Several radio and television broadcasts have been devoted to these issues: a great many colleagues have spoken, chiefly to inform, to explain the facts of choosing books for the libraries, the management of those libraries, their supervising authorities. It has often been a question of going against the accepted ideas (Who buys the books? Who appoints the librarians? What does the State do?)
The question, which the librarians have been asked, is dual
The answers are of course not simple. It has not been an object for our association to state that the professionals should have all the power of administration of their acquisitions without any control. This would be contrary to the common law and the librarians, as well as other professionals, owe it to themselves to submit to a job evaluation. The question asked is about evaluation, but by whom, on which basis, and with what objective? The factors of work quality and of professionalizing the staff should here be taken into account. Therefore, the ABF has set up a special working committee concerning acquisitions. The committee has published a leaflet-guide for grammar schools, and why not for council members too, about the recommended practice within the field of book-acquisitions.

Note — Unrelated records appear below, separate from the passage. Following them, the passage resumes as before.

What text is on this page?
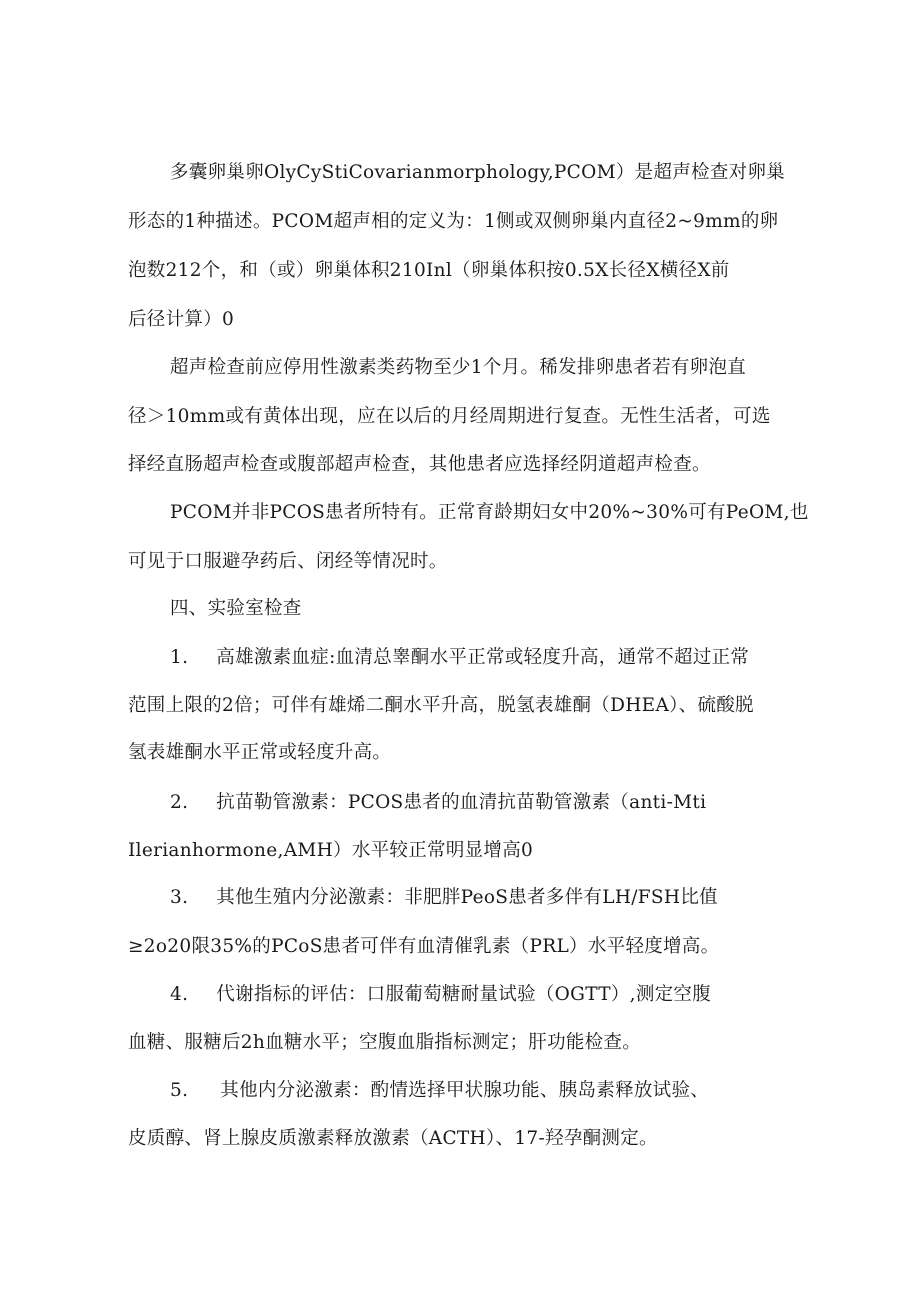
多囊卵巢卵OlyCyStiCovarianmorphology,PCOM）是超声检查对卵巢

形态的1种描述。PCOM超声相的定义为：1侧或双侧卵巢内直径2~9mm的卵

泡数212个，和（或）卵巢体积210Inl（卵巢体积按0.5X长径X横径X前

后径计算）0

超声检查前应停用性激素类药物至少1个月。稀发排卵患者若有卵泡直

径＞10mm或有黄体出现，应在以后的月经周期进行复查。无性生活者，可选

择经直肠超声检查或腹部超声检查，其他患者应选择经阴道超声检查。

PCOM并非PCOS患者所特有。正常育龄期妇女中20%~30%可有PeOM,也

可见于口服避孕药后、闭经等情况时。

四、实验室检查

1. 高雄激素血症:血清总睾酮水平正常或轻度升高，通常不超过正常

范围上限的2倍；可伴有雄烯二酮水平升高，脱氢表雄酮（DHEA）、硫酸脱

氢表雄酮水平正常或轻度升高。

2. 抗苗勒管激素：PCOS患者的血清抗苗勒管激素（anti-Mti

Ilerianhormone,AMH）水平较正常明显增高0

3. 其他生殖内分泌激素：非肥胖PeoS患者多伴有LH/FSH比值

≥2o20限35%的PCoS患者可伴有血清催乳素（PRL）水平轻度增高。

4. 代谢指标的评估：口服葡萄糖耐量试验（OGTT）,测定空腹

血糖、服糖后2h血糖水平；空腹血脂指标测定；肝功能检查。

5. 其他内分泌激素：酌情选择甲状腺功能、胰岛素释放试验、

皮质醇、肾上腺皮质激素释放激素（ACTH）、17-羟孕酮测定。
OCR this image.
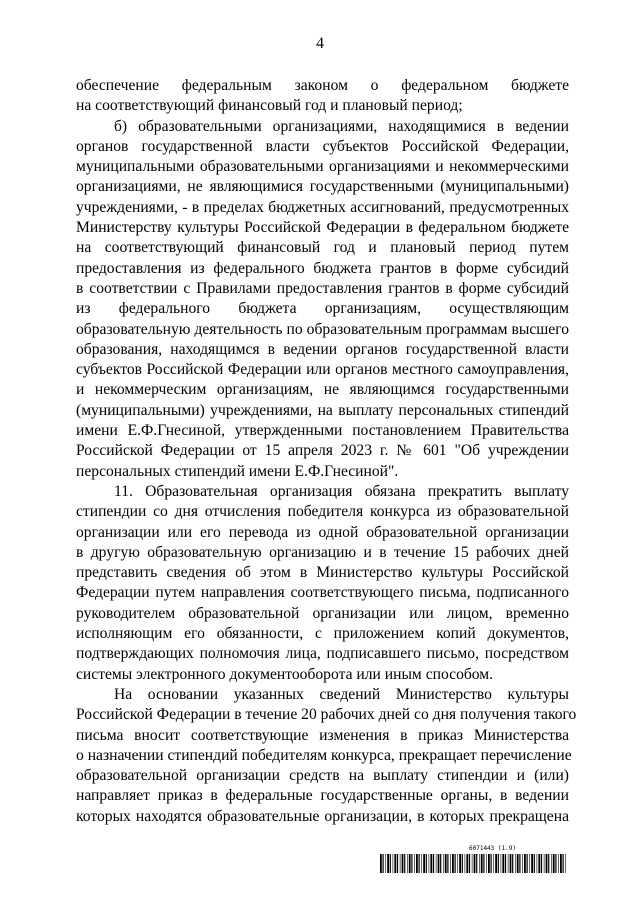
4
обеспечение федеральным законом о федеральном бюджете
на соответствующий финансовый год и плановый период;
б) образовательными организациями, находящимися в ведении
органов государственной власти субъектов Российской Федерации,
муниципальными образовательными организациями и некоммерческими
организациями, не являющимися государственными (муниципальными)
учреждениями, - в пределах бюджетных ассигнований, предусмотренных
Министерству культуры Российской Федерации в федеральном бюджете
на соответствующий финансовый год и плановый период путем
предоставления из федерального бюджета грантов в форме субсидий
в соответствии с Правилами предоставления грантов в форме субсидий
из федерального бюджета организациям, осуществляющим
образовательную деятельность по образовательным программам высшего
образования, находящимся в ведении органов государственной власти
субъектов Российской Федерации или органов местного самоуправления,
и некоммерческим организациям, не являющимся государственными
(муниципальными) учреждениями, на выплату персональных стипендий
имени Е.Ф.Гнесиной, утвержденными постановлением Правительства
Российской Федерации от 15 апреля 2023 г. № 601 "Об учреждении
персональных стипендий имени Е.Ф.Гнесиной".
11. Образовательная организация обязана прекратить выплату
стипендии со дня отчисления победителя конкурса из образовательной
организации или его перевода из одной образовательной организации
в другую образовательную организацию и в течение 15 рабочих дней
представить сведения об этом в Министерство культуры Российской
Федерации путем направления соответствующего письма, подписанного
руководителем образовательной организации или лицом, временно
исполняющим его обязанности, с приложением копий документов,
подтверждающих полномочия лица, подписавшего письмо, посредством
системы электронного документооборота или иным способом.
На основании указанных сведений Министерство культуры
Российской Федерации в течение 20 рабочих дней со дня получения такого
письма вносит соответствующие изменения в приказ Министерства
о назначении стипендий победителям конкурса, прекращает перечисление
образовательной организации средств на выплату стипендии и (или)
направляет приказ в федеральные государственные органы, в ведении
которых находятся образовательные организации, в которых прекращена
6071443 (1.9)
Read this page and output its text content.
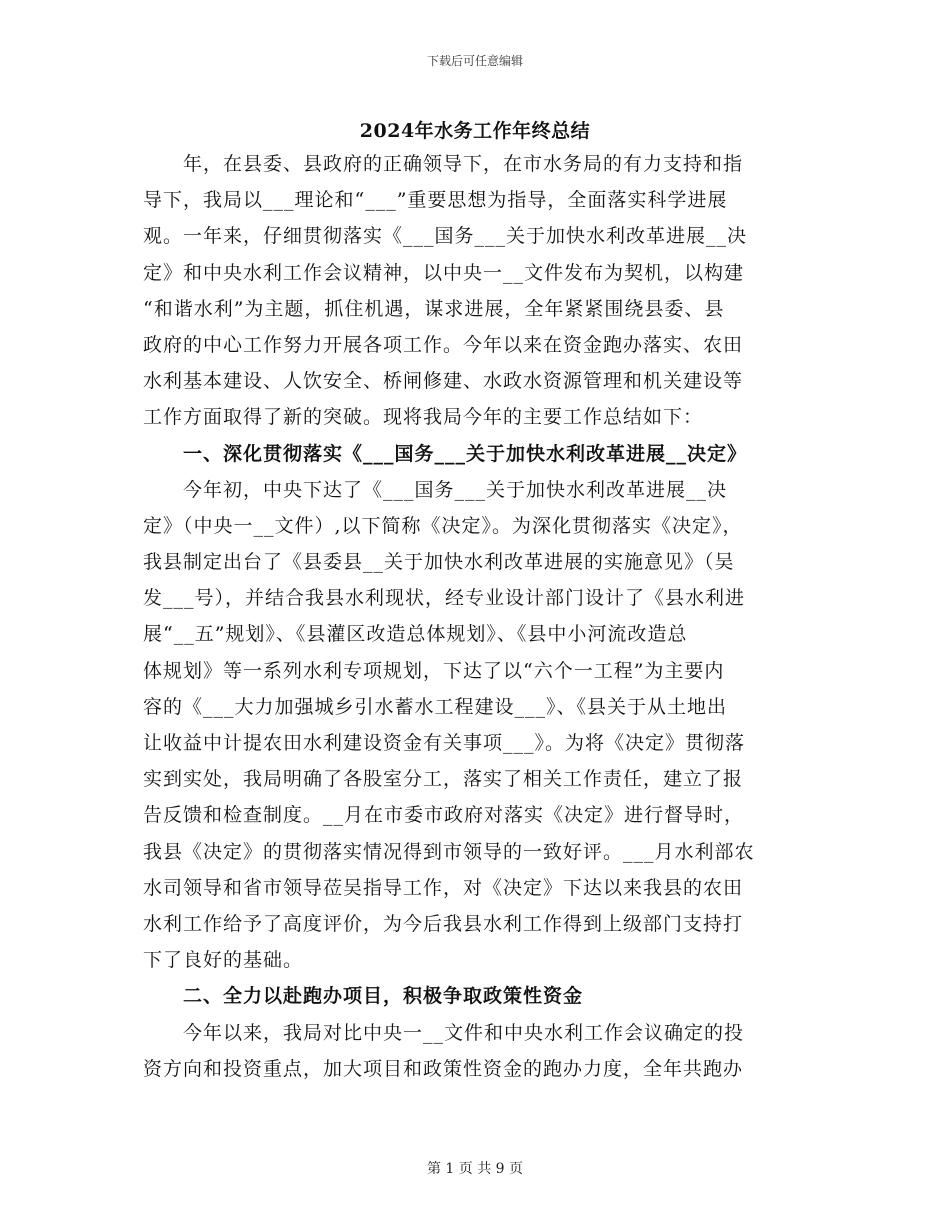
下载后可任意编辑
2024年水务工作年终总结
　　年，在县委、县政府的正确领导下，在市水务局的有力支持和指
导下，我局以___理论和“___”重要思想为指导，全面落实科学进展
观。一年来，仔细贯彻落实《___国务___关于加快水利改革进展__决
定》和中央水利工作会议精神，以中央一__文件发布为契机，以构建
“和谐水利”为主题，抓住机遇，谋求进展，全年紧紧围绕县委、县
政府的中心工作努力开展各项工作。今年以来在资金跑办落实、农田
水利基本建设、人饮安全、桥闸修建、水政水资源管理和机关建设等
工作方面取得了新的突破。现将我局今年的主要工作总结如下：
　　一、深化贯彻落实《___国务___关于加快水利改革进展__决定》
　　今年初，中央下达了《___国务___关于加快水利改革进展__决
定》（中央一__文件）,以下简称《决定》。为深化贯彻落实《决定》，
我县制定出台了《县委县__关于加快水利改革进展的实施意见》（吴
发___号），并结合我县水利现状，经专业设计部门设计了《县水利进
展“__五”规划》、《县灌区改造总体规划》、《县中小河流改造总
体规划》等一系列水利专项规划，下达了以“六个一工程”为主要内
容的《___大力加强城乡引水蓄水工程建设___》、《县关于从土地出
让收益中计提农田水利建设资金有关事项___》。为将《决定》贯彻落
实到实处，我局明确了各股室分工，落实了相关工作责任，建立了报
告反馈和检查制度。__月在市委市政府对落实《决定》进行督导时，
我县《决定》的贯彻落实情况得到市领导的一致好评。___月水利部农
水司领导和省市领导莅吴指导工作，对《决定》下达以来我县的农田
水利工作给予了高度评价，为今后我县水利工作得到上级部门支持打
下了良好的基础。
　　二、全力以赴跑办项目，积极争取政策性资金
　　今年以来，我局对比中央一__文件和中央水利工作会议确定的投
资方向和投资重点，加大项目和政策性资金的跑办力度，全年共跑办
第 1 页 共 9 页
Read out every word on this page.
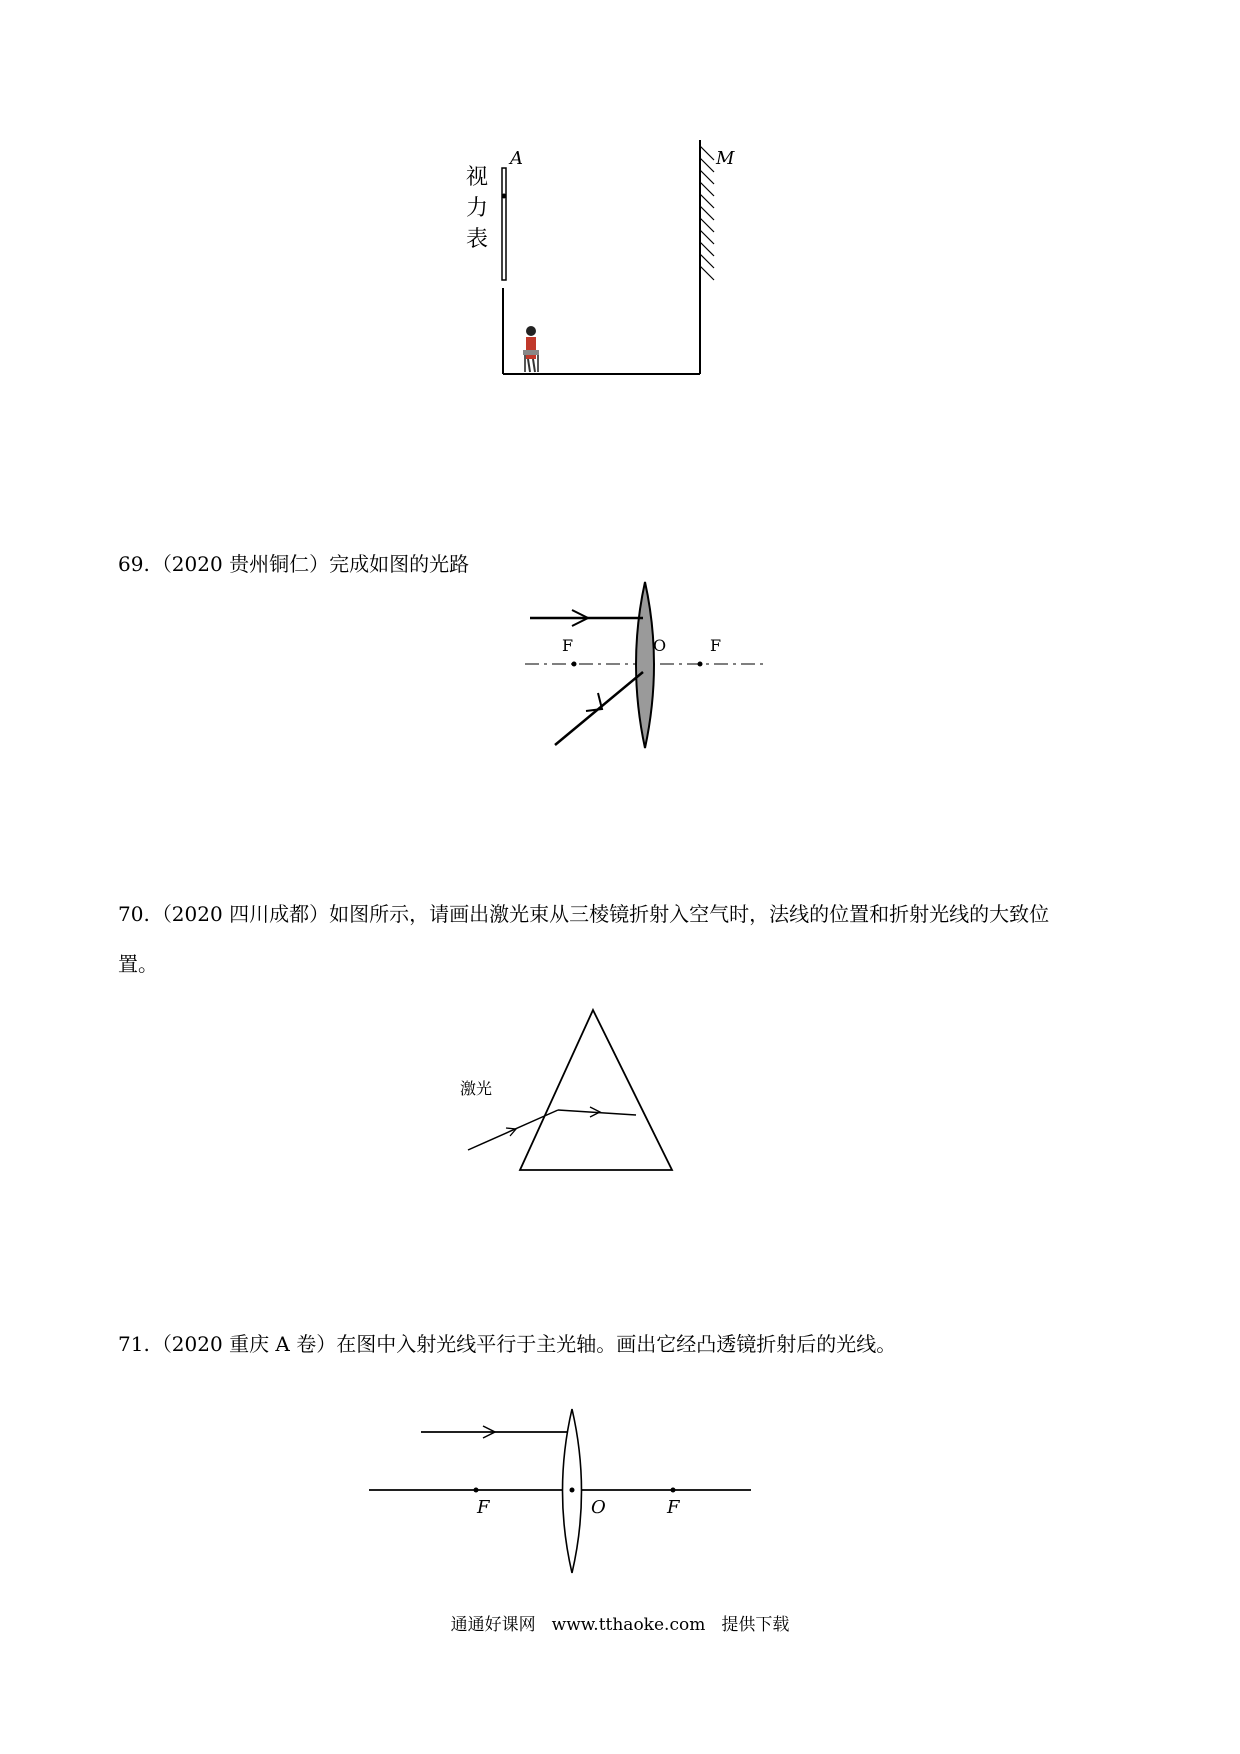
A	M
视
力
表
69. （2020 贵州铜仁）完成如图的光路
F	O	F
70. （2020 四川成都）如图所示，请画出激光束从三棱镜折射入空气时，法线的位置和折射光线的大致位
置。
激光
71. （2020 重庆 A 卷）在图中入射光线平行于主光轴。画出它经凸透镜折射后的光线。
F	O	F
通通好课网 www.tthaoke.com 提供下载
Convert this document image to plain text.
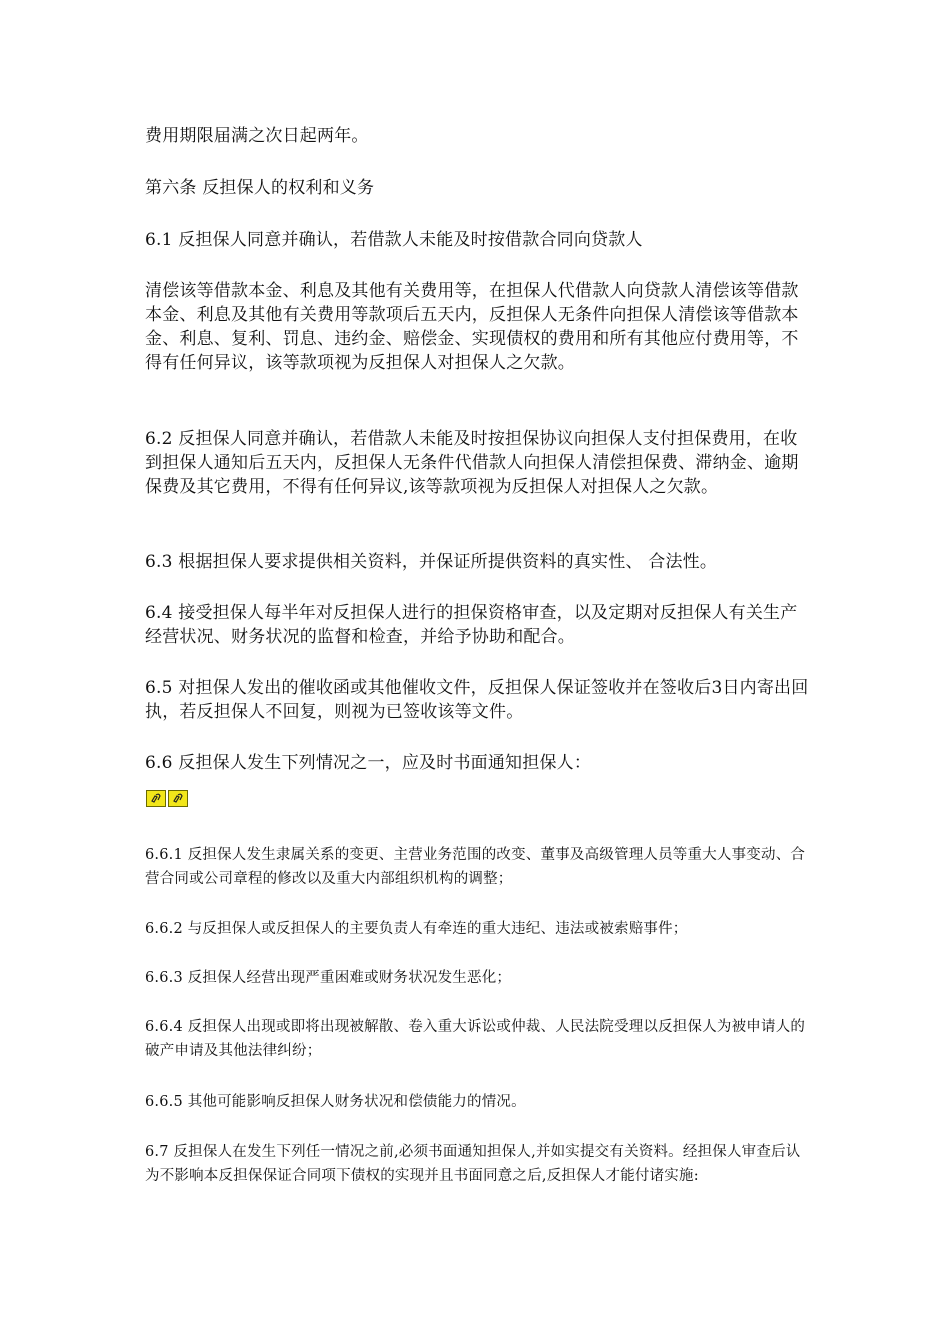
费用期限届满之次日起两年。

第六条 反担保人的权利和义务

6.1 反担保人同意并确认，若借款人未能及时按借款合同向贷款人

清偿该等借款本金、利息及其他有关费用等，在担保人代借款人向贷款人清偿该等借款本金、利息及其他有关费用等款项后五天内，反担保人无条件向担保人清偿该等借款本金、利息、复利、罚息、违约金、赔偿金、实现债权的费用和所有其他应付费用等，不得有任何异议，该等款项视为反担保人对担保人之欠款。

6.2 反担保人同意并确认，若借款人未能及时按担保协议向担保人支付担保费用，在收到担保人通知后五天内，反担保人无条件代借款人向担保人清偿担保费、滞纳金、逾期保费及其它费用，不得有任何异议,该等款项视为反担保人对担保人之欠款。

6.3 根据担保人要求提供相关资料，并保证所提供资料的真实性、 合法性。

6.4 接受担保人每半年对反担保人进行的担保资格审查，以及定期对反担保人有关生产经营状况、财务状况的监督和检查，并给予协助和配合。

6.5 对担保人发出的催收函或其他催收文件，反担保人保证签收并在签收后3日内寄出回执，若反担保人不回复，则视为已签收该等文件。

6.6 反担保人发生下列情况之一，应及时书面通知担保人：

6.6.1 反担保人发生隶属关系的变更、主营业务范围的改变、董事及高级管理人员等重大人事变动、合营合同或公司章程的修改以及重大内部组织机构的调整；

6.6.2 与反担保人或反担保人的主要负责人有牵连的重大违纪、违法或被索赔事件；

6.6.3 反担保人经营出现严重困难或财务状况发生恶化；

6.6.4 反担保人出现或即将出现被解散、卷入重大诉讼或仲裁、人民法院受理以反担保人为被申请人的破产申请及其他法律纠纷；

6.6.5 其他可能影响反担保人财务状况和偿债能力的情况。

6.7 反担保人在发生下列任一情况之前,必须书面通知担保人,并如实提交有关资料。经担保人审查后认为不影响本反担保保证合同项下债权的实现并且书面同意之后,反担保人才能付诸实施:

As regards the expression of opinions, which are prosecuted according to French law, racism, instigation to racial hatred, they are obviously not acceptable in a public library. It is an institution open to everybody, and therefore an institution, which should not exclude any citizen because of his or her colour, religion or race. Naturally, these criteria will have to be revised in the case of libraries developing a specialisation in the field of politics, history, or any other subject.
It remains that at present the situation is rather serious, as there is no development towards giving the librarians more responsibility. The announced law is deferred every day!
More and more of our colleagues inform us - having been promised anonymity and confidentiality, and coming from towns politically both left-wing and right-wing - that their acquisitions are being controlled. That this and this councillor finds the works on Islam undesirable or that such a rap record is an unnecessary waste of money in the municipal budget.
Today it is essential to reform the principles of public reading in France, to finally define how a library open to all and to all currents of ideas should be, on the condition that those ideas do not exclude all other ideas. It is a fight for tolerance, for openness and curiosity, and against intolerance and the abusive propaganda of one ideology against another.
It is also a question of knowing whether to trust the librarians in charge to constitute the collections, or whether a committee close to the local council is more competent. We do not think so, because a librarian is a professional, and this implies performing well, even extremely well, in order to be above criticism: The criticism awaiting us from those who would like to make the public library a library serving their own opinions only.